Gatilho da espingarda bate-bucha do meu Avô
A chuva fina e contínua não parava de cair. Meu avô João Buretama vestiu um trapo velho como blusa e foi para a roça com a amiga enxada no ombro. Ele precisava garantir que as ervas daninhas não atrapalhariam o crescimento do feijão nascido havia apenas 15 dias, mas já “muito bonito”. O milho também começava a dar o ar da graça, chegando numa altura de 30 centímetros. Precisava ter cuidados para assegurar o crescimento total.
As “manivas” da mandioca cresciam e novas mudas caminhavam para garantir uma boa raiz e uma grande farinhada daqui a três meses – mais que isso a mandioca fica com muitas fibras e a farinha não fica boa. E também seria a garantia de uma boa goma para os beijus e tapiocas da meninada.
Capina daqui, capina dali e meu avô foi surpreendido pela “friviação” das covas da maravilhosa batata doce branca, uma espécie rara que começa a desaparecer do mercado consumidor. Algum bicho do mato tinha “bulido” ali. Ora, se tinha!
A labuta da carpina tinha acabado ali, naquele momento. Alguém tinha que tomar uma providência – e esse “alguém” era ele, meu avô. Pegou de volta seus “terens” e caminhou para casa.
A chegada intempestiva do meu avô chamou a atenção e aguçou a curiosidade da minha avó Raimunda Buretama:
– Já vortou véi? Prumode quê tanta pressa?
– Tem um bicho miserávi me atrapaiano. Fuçou as covas da batata doce e comeu tudo. Vou agorinha percurar esse miserávi e só volto quando arresolvê isso!
– Hômi, tome cuidado com o que vosmecê vai fazê!
Porco do mato (Javali) foi comida para uma semana
Vovô foi até a “camarinha” e de lá retirou de dentro do baú, uma muito bem conservada “espingarda bate-bucha”, que ele trocara por duas novilhas de cabra, com pessoa conhecida das redondezas – mas que ele concordara em manter o anonimato.
Pegou a “bicha” que permanecera enrolada nuns paninhos velhos e foi para o alpendre “carregar” a peça.

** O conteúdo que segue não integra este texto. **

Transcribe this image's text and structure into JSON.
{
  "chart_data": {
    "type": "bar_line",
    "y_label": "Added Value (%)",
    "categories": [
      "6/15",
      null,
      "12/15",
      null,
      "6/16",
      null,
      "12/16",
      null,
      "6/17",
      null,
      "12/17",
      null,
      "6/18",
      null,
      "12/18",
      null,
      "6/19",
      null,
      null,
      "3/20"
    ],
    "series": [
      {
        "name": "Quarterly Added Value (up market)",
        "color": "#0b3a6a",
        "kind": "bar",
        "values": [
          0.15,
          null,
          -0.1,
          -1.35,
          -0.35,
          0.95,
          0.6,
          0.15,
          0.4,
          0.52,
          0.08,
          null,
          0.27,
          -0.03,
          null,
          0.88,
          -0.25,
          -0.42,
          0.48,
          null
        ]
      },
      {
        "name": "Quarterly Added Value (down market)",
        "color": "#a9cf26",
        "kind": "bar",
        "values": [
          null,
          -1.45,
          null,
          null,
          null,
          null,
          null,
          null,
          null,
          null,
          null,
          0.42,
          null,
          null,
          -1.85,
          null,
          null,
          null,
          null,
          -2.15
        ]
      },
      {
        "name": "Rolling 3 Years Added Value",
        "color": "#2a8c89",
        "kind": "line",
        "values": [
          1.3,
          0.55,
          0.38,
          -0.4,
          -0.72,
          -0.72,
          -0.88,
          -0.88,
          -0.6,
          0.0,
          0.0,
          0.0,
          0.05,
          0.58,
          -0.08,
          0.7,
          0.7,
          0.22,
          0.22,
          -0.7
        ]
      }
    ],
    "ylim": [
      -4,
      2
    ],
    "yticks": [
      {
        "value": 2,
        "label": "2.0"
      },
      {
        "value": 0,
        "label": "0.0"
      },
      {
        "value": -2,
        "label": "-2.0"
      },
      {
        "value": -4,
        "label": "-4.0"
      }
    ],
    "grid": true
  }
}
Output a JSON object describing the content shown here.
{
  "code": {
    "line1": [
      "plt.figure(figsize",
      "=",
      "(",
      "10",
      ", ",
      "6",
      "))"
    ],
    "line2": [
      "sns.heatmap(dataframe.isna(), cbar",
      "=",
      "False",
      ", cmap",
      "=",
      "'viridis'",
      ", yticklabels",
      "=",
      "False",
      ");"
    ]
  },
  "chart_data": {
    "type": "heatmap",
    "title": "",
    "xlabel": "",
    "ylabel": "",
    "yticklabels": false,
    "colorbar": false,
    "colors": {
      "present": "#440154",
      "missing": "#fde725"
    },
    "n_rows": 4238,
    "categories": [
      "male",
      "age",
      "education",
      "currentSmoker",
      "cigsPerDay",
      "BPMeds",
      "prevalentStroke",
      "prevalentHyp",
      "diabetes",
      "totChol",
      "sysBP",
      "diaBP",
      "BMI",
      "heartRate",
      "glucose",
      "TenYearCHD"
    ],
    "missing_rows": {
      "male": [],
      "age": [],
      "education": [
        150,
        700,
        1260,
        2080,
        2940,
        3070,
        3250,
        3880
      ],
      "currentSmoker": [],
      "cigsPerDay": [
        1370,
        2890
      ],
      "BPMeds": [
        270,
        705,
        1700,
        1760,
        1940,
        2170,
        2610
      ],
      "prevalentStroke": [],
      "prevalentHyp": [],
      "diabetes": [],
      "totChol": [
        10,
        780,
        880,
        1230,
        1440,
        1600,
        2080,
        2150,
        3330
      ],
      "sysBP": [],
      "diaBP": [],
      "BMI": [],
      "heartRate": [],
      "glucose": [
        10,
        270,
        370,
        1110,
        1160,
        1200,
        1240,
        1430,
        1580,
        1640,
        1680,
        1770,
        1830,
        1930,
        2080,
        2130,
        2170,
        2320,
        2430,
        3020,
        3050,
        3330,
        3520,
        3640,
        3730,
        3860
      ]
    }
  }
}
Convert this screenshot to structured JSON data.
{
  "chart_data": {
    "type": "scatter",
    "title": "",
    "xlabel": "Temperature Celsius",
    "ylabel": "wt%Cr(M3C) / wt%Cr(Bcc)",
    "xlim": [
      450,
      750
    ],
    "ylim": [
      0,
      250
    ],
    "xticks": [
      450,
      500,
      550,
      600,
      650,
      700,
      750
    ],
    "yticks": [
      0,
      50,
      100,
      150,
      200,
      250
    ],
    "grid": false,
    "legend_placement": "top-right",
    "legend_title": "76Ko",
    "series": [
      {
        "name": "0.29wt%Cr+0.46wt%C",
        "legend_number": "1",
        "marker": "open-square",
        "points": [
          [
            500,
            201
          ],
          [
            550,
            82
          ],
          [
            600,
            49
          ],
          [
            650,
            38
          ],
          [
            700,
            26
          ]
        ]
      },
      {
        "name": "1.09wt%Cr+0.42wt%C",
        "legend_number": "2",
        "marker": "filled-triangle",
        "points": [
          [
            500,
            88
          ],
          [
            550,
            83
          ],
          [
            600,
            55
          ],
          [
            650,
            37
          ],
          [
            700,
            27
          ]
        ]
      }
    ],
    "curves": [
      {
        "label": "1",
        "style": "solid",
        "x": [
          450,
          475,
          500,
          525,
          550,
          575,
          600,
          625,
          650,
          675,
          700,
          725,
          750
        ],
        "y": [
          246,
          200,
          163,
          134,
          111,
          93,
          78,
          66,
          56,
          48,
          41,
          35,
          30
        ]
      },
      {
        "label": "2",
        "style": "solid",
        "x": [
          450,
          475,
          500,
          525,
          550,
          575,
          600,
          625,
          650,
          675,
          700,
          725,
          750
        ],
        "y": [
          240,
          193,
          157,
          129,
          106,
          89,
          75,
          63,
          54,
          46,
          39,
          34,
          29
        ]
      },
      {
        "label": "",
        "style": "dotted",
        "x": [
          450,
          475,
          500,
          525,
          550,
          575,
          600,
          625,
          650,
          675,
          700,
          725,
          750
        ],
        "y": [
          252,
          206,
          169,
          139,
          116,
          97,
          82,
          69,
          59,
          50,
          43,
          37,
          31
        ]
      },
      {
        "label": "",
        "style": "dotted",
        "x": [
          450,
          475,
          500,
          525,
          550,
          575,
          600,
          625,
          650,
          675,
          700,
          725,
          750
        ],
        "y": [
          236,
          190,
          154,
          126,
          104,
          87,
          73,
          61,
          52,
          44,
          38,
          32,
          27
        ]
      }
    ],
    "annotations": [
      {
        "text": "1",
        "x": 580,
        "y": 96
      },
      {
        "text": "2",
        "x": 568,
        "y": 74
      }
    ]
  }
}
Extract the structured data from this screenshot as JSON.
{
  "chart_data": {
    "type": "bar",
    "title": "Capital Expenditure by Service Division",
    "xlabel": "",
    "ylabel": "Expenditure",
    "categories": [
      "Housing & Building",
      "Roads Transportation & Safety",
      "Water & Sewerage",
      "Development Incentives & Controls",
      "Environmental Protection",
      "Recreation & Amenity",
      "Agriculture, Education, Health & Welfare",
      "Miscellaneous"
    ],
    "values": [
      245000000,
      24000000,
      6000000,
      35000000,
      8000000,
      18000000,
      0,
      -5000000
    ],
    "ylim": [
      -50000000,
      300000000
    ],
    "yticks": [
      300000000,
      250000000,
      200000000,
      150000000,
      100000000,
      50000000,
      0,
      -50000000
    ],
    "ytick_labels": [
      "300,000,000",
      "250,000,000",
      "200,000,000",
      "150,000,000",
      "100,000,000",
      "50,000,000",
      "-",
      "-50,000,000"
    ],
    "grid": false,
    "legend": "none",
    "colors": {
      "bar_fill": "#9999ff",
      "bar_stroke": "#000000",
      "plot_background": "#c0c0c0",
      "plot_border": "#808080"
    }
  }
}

Levantou, pegou o chapéu e a espingarda e saiu célere na direção do mato.
Após mais de meia hora embrenhado nas matas, levando apenas o companheiro Joli, um cachorro vira latas bom de faro e de caça. De repente Joli começou a latir um latido desesperado. Tinha encontrado o porco do mato que comera as três covas de batata doce plantada na roça.
O bicho estava numa “madorna”, bucho cheio, depois de comer tanta batata. Os latidos de Joli acordaram o bicho preto e feio, com quase 2 metros de tamanho. Enorme!
Vovô entendeu que um tiro só podia resolver o problema. Aproximou-se bem devagar, fazendo sinal para Joli se aquietar. Fez a mira e disparou, acertando no meio da cabeça do animal. Aquela cabeça não serviu mais para nada. Correu, e “sangrou” o bicho, esperando que a sangria terminasse ali mesmo.
Após muita luta para carregar o bicho morto (por conta do tamanho e do peso), Vovô finalmente chegou em casa.
– Véi, você matou o disgramado?!
– Ora véia, o bicho tava ressonado de tanta batata que comeu. Fiz a mira no meio da cabeça, puxei o disparador, e atirei. Foi só um tiro, e peibufo!